Life as Art -- The Writer's Journey

Professional Goals for Writers in Service to the Common Good

© Judy Joyce

Feb 26, 2009
An Author's Ascent , J. Joyce
Writers now wielld high tech tools capable of influencing the global mental landscape. Talent to write, like life, is an art to be used to promote truth and beauty.

When web designer, and Indianapolis Science Fiction author-in-residence, Ann Lewis, wrote about the importance of the communications media as "the principal means of guidance and inspiration for many people in their personal, familial, and social behavior," she referenced the ever present threat of the "dictatorship of relativism" for journalists. (Catholic Writers Guild: The Rebirth of Catholic Arts and Letters - August 12, 2008)

Ms. Lewis rightly noted that the modern media of Facebook, RSS feeds, blogs, Blackberries and a myriad of other communication devices occupy much of our "mental landscape". Ann notices that these giznos can shape our world view in ways that "can be subtle and unnoticed, especially for the unwary and the young".

Her words are directed to the ever widening cadre of journalists of every ilk be they writers, cinematographers, authors, videographers, graphic artists, podcasters, or bloggers to reflect on the good that they can do to influence a "rightly ordered.... society" and avoid contributing to a disordered use of the media stating:

Simply put, the media is meant to serve the common good, "the sum total of social conditions which allow people, either as groups or as individuals, to reach their fulfillment more fully and more easily," with particular attention to the dignity of the human person, his social well-being and development, and the peace, stability and security of a just social order.

Life as Art

Using one’s talent to make a contribution to the common good, like living life, is an art not a science. Writing as a Catholic author, Lewis reminds us that John Paul II crafted a call to "a vocation to beauty" in his "Letters to Artists". As an actor and playwright in his younger years, John Paul II knew the subject matter well, It is more than a cliche to say that a thing of beauty is a joy forever. It is a statement of how beauty aligns with truth. Ms. Lewis reminds us that "these concepts are interrelated. It would be fair to say that all writers serve the common good through prizing the good, the true and the beautiful".

The Professional Goal of Authors and Journalists

To align Writing and Journalism as a profession with a call to the common good that recognizes what is true, requires a writer to assent to the notion that truth can be known. Once such a precept is accepted, then pursuit of the truth can be said to be a professional goal. This principle is difficult to realize in a modern world where the common denominator for the pursuit of truth stops at the door of one’s own "truth".
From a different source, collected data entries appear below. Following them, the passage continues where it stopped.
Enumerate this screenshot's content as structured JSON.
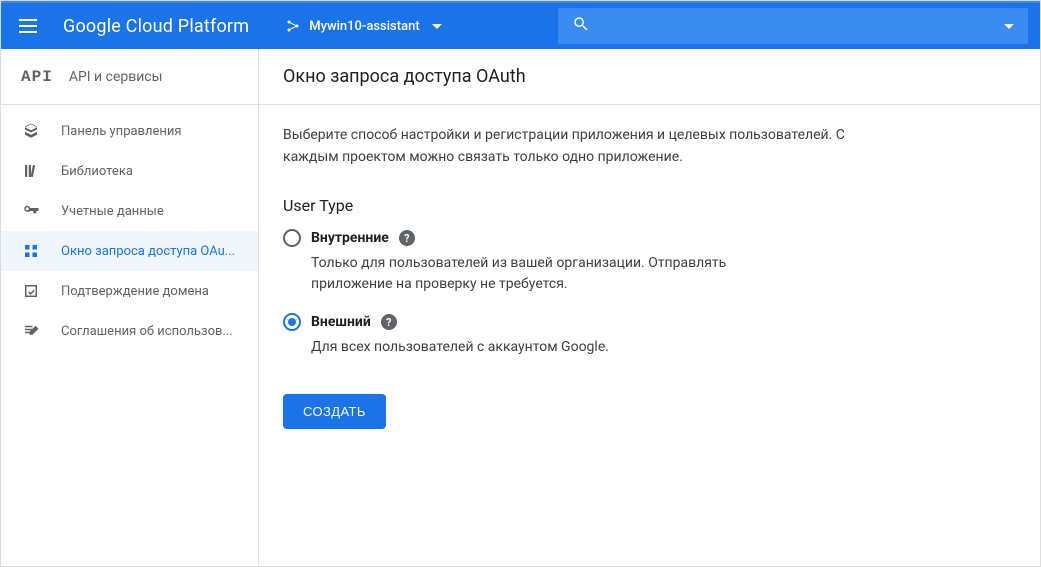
{
  "header": {
    "platform_name": "Google Cloud Platform",
    "project_name": "Mywin10-assistant",
    "search_placeholder": ""
  },
  "sidebar": {
    "badge": "API",
    "title": "API и сервисы",
    "items": [
      {
        "label": "Панель управления",
        "active": false
      },
      {
        "label": "Библиотека",
        "active": false
      },
      {
        "label": "Учетные данные",
        "active": false
      },
      {
        "label": "Окно запроса доступа OAu...",
        "active": true
      },
      {
        "label": "Подтверждение домена",
        "active": false
      },
      {
        "label": "Соглашения об использов...",
        "active": false
      }
    ]
  },
  "main": {
    "title": "Окно запроса доступа OAuth",
    "intro": "Выберите способ настройки и регистрации приложения и целевых пользователей. С каждым проектом можно связать только одно приложение.",
    "section_title": "User Type",
    "options": [
      {
        "label": "Внутренние",
        "desc": "Только для пользователей из вашей организации. Отправлять приложение на проверку не требуется.",
        "checked": false
      },
      {
        "label": "Внешний",
        "desc": "Для всех пользователей с аккаунтом Google.",
        "checked": true
      }
    ],
    "create_label": "СОЗДАТЬ"
  }
}
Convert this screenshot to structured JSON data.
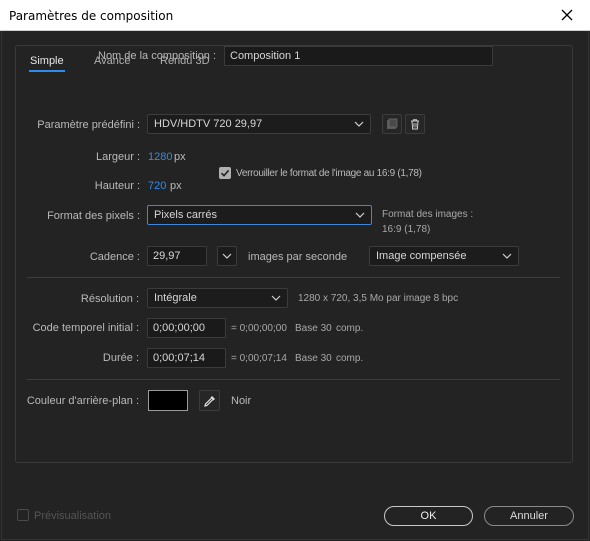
{
  "window": {
    "title": "Paramètres de composition"
  },
  "comp_name": {
    "label": "Nom de la composition :",
    "value": "Composition 1"
  },
  "tabs": [
    {
      "label": "Simple",
      "active": true
    },
    {
      "label": "Avancé",
      "active": false
    },
    {
      "label": "Rendu 3D",
      "active": false
    }
  ],
  "preset": {
    "label": "Paramètre prédéfini :",
    "value": "HDV/HDTV 720 29,97"
  },
  "width": {
    "label": "Largeur :",
    "value": "1280",
    "unit": "px"
  },
  "height": {
    "label": "Hauteur :",
    "value": "720",
    "unit": "px"
  },
  "lock_ratio": {
    "label": "Verrouiller le format de l'image au 16:9 (1,78)",
    "checked": true
  },
  "pixel_aspect": {
    "label": "Format des pixels :",
    "value": "Pixels carrés"
  },
  "frame_aspect": {
    "label": "Format des images :",
    "value": "16:9 (1,78)"
  },
  "frame_rate": {
    "label": "Cadence :",
    "value": "29,97",
    "unit_label": "images par seconde",
    "mode": "Image compensée"
  },
  "resolution": {
    "label": "Résolution :",
    "value": "Intégrale",
    "info": "1280 x 720, 3,5 Mo par image 8 bpc"
  },
  "start_timecode": {
    "label": "Code temporel initial :",
    "value": "0;00;00;00",
    "equals": "= 0;00;00;00",
    "base": "Base 30",
    "comp": "comp."
  },
  "duration": {
    "label": "Durée :",
    "value": "0;00;07;14",
    "equals": "= 0;00;07;14",
    "base": "Base 30",
    "comp": "comp."
  },
  "background": {
    "label": "Couleur d'arrière-plan :",
    "color_name": "Noir",
    "swatch_color": "#000000"
  },
  "preview": {
    "label": "Prévisualisation",
    "checked": false
  },
  "buttons": {
    "ok": "OK",
    "cancel": "Annuler"
  },
  "colors": {
    "accent": "#2d8ceb",
    "background": "#232323"
  },
  "icons": {
    "close": "close-icon",
    "save_preset": "save-preset-icon",
    "delete_preset": "trash-icon",
    "eyedropper": "eyedropper-icon",
    "chevron": "chevron-down-icon",
    "checkmark": "checkmark-icon"
  }
}
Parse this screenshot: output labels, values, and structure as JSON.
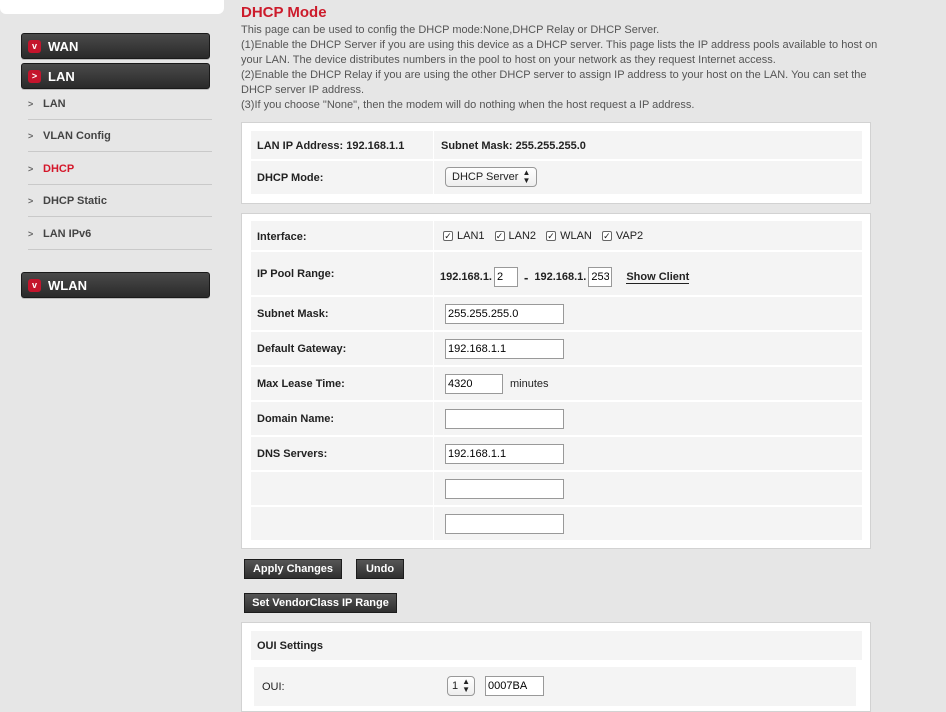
{
  "sidebar": {
    "wan": {
      "label": "WAN",
      "icon": "v"
    },
    "lan": {
      "label": "LAN",
      "icon": ">"
    },
    "lan_items": [
      {
        "label": "LAN"
      },
      {
        "label": "VLAN Config"
      },
      {
        "label": "DHCP"
      },
      {
        "label": "DHCP Static"
      },
      {
        "label": "LAN IPv6"
      }
    ],
    "wlan": {
      "label": "WLAN",
      "icon": "v"
    }
  },
  "page": {
    "title": "DHCP Mode",
    "description": [
      "This page can be used to config the DHCP mode:None,DHCP Relay or DHCP Server.",
      "(1)Enable the DHCP Server if you are using this device as a DHCP server. This page lists the IP address pools available to host on your LAN. The device distributes numbers in the pool to host on your network as they request Internet access.",
      "(2)Enable the DHCP Relay if you are using the other DHCP server to assign IP address to your host on the LAN. You can set the DHCP server IP address.",
      "(3)If you choose \"None\", then the modem will do nothing when the host request a IP address."
    ]
  },
  "mode_panel": {
    "lan_ip_label": "LAN IP Address: 192.168.1.1",
    "subnet_label": "Subnet Mask: 255.255.255.0",
    "dhcp_mode_label": "DHCP Mode:",
    "dhcp_mode_value": "DHCP Server"
  },
  "server_panel": {
    "interface_label": "Interface:",
    "interfaces": [
      "LAN1",
      "LAN2",
      "WLAN",
      "VAP2"
    ],
    "pool_label": "IP Pool Range:",
    "pool_prefix_start": "192.168.1.",
    "pool_start": "2",
    "pool_dash": "-",
    "pool_prefix_end": "192.168.1.",
    "pool_end": "253",
    "show_client": "Show Client",
    "subnet_label": "Subnet Mask:",
    "subnet_value": "255.255.255.0",
    "gateway_label": "Default Gateway:",
    "gateway_value": "192.168.1.1",
    "lease_label": "Max Lease Time:",
    "lease_value": "4320",
    "lease_unit": "minutes",
    "domain_label": "Domain Name:",
    "domain_value": "",
    "dns_label": "DNS Servers:",
    "dns_values": [
      "192.168.1.1",
      "",
      ""
    ]
  },
  "buttons": {
    "apply": "Apply Changes",
    "undo": "Undo",
    "vendor": "Set VendorClass IP Range"
  },
  "oui_panel": {
    "title": "OUI Settings",
    "oui_label": "OUI:",
    "oui_select": "1",
    "oui_value": "0007BA"
  }
}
Were science to conduct itself in such a slip shod fashion, no scientific experiment would ever be done. Objective knowledge would already be conceded as impossible to know. Scientists seem to have outwitted these broadly defined post-modern journalists on this one. Scientists are secure in the notion that they may have an idea about what is true but they are willing to test it out. They are willing to concede that they may actually be wrong. The arts cannot be excepted from this objectivity about what one "knows" merely because it is popular to go along to get along. What one creates can only be beautiful if it is true.

Just to Write is not Enough

Having the power to influence so many and so vast of an audience as modern media provides brings with it serious responsibility. Moral responsibility, as Lewis points out, in all aspects of journalistic work. Some obvious areas exist that journalists all recognize as morally good or bad: pornography, defamation, and plagiarism are a few.

Where lines are not as bright or easy to draw when writing about things that are distasteful, harsh, shocking or downright evil, the call to the author and the journalist is to conduct oneself morally in the conveying of the evil so that others may know and recognize it for what it is. It is paramount to reject a false view of reality. It is paramount to present the truth in "solidarity with justice" while maintaining the dignity of the subject and the subject matter and revealing what is authentically human.

One lasting thought should permeate what the role of the post-modern journalist is about. The 21st century writer is to respect the technology at his fingertips while putting it into service for mankind. Do not harm the spirit of all that is alive by debasing it’s art, least of all the written word.


The copyright of the article Life as Art -- The Writer's Journey in Literary Culture is owned by Judy Joyce. Permission to republish Life as Art -- The Writer's Journey in print or online must be granted by the author in writing.